- Film poster
- Directed by: Toka McBaror
- Screenplay by: Oluwafela Johnson
- Produced by: Toka McBaror
- Starring: Chelsea Eze; IK Ogbonna; Lisa Omoriodon; Leo Orji; Didi Ekanem;
- Cinematography: Olusegun Idowu
- Production companies: Plus 66 Studios Ikogosi Warm Spring Resort
- Release date: May 15, 2015;
- Running time: 75 minutes
- Country: Nigeria
- Language: English

= Ikogosi =

2015 Nigerian romantic drama film

Ikogosi: The Last Turn on Left is a 2015 Nigerian romantic drama film, produced and directed by Toka McBaror. It stars Chelsea Eze, IK Ogbonna, Lisa Omoriodon, Leo Orji, Didi Ekanem. The film narrates "the story of a simple holiday which goes bad and turns into an ugly trip".

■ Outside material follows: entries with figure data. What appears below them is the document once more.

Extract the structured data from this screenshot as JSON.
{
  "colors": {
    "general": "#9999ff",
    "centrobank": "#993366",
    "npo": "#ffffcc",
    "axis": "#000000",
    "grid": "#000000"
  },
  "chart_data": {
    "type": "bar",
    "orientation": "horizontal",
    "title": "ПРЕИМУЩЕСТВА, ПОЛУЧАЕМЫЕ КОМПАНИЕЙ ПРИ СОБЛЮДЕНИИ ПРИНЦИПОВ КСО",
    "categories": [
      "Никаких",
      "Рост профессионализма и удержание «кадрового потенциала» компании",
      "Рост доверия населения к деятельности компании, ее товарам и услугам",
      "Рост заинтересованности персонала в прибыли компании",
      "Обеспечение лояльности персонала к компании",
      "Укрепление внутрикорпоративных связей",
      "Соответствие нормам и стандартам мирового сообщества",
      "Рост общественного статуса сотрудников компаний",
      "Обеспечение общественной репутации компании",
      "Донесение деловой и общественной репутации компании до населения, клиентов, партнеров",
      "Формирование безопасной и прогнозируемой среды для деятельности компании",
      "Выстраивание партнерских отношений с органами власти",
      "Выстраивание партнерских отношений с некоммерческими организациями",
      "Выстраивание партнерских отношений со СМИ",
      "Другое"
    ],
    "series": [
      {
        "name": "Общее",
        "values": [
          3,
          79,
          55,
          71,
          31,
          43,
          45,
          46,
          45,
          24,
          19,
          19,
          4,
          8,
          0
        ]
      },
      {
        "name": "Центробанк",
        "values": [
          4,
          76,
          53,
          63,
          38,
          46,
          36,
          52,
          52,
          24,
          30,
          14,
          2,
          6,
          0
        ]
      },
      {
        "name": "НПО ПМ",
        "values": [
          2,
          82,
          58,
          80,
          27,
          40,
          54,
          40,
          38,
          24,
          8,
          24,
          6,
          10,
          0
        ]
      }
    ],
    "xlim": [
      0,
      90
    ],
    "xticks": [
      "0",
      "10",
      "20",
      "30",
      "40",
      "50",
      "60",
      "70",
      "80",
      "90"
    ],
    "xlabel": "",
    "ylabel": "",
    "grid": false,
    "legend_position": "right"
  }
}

The film was generally panned by film critics.

==Cast==
- Chelsea Eze as Emem
- IK Ogbonna as George
- Lisa Omoriodon as Emilia
- Leo Orji as Mike
- Didi Ekanem as Beverly
- Bruttus Richard as James
- Toka McBaror as Collins
- Kunle Adetoba as Martins
- Emem Isaac as Cynthia
- Kemi Michaels as Remilekun

==Reception==
Ikogosi was panned by critics. Ada of Nollywood Reinvented gives the film 2 out of 5 stars, praising the set design, music and costumes, but criticizes the story and screenplay, the actors' performances, and directing. She concludes: "Though there are enough stories about relationships and marriage that definitely need to be told, they have been done so many times. There's a need to make movies around such topics that add more dimension and tell the stories in different and unexpected ways. There were enough dimensions to the plot of Ikogosi to develop and the resolutions definitely deserved more set up. I would not advise committing time to watching this movie unless you are bored. Completely bored". Adenike Adebayo heavily criticized the purpose of the film and rated it 1 out of 5 stars.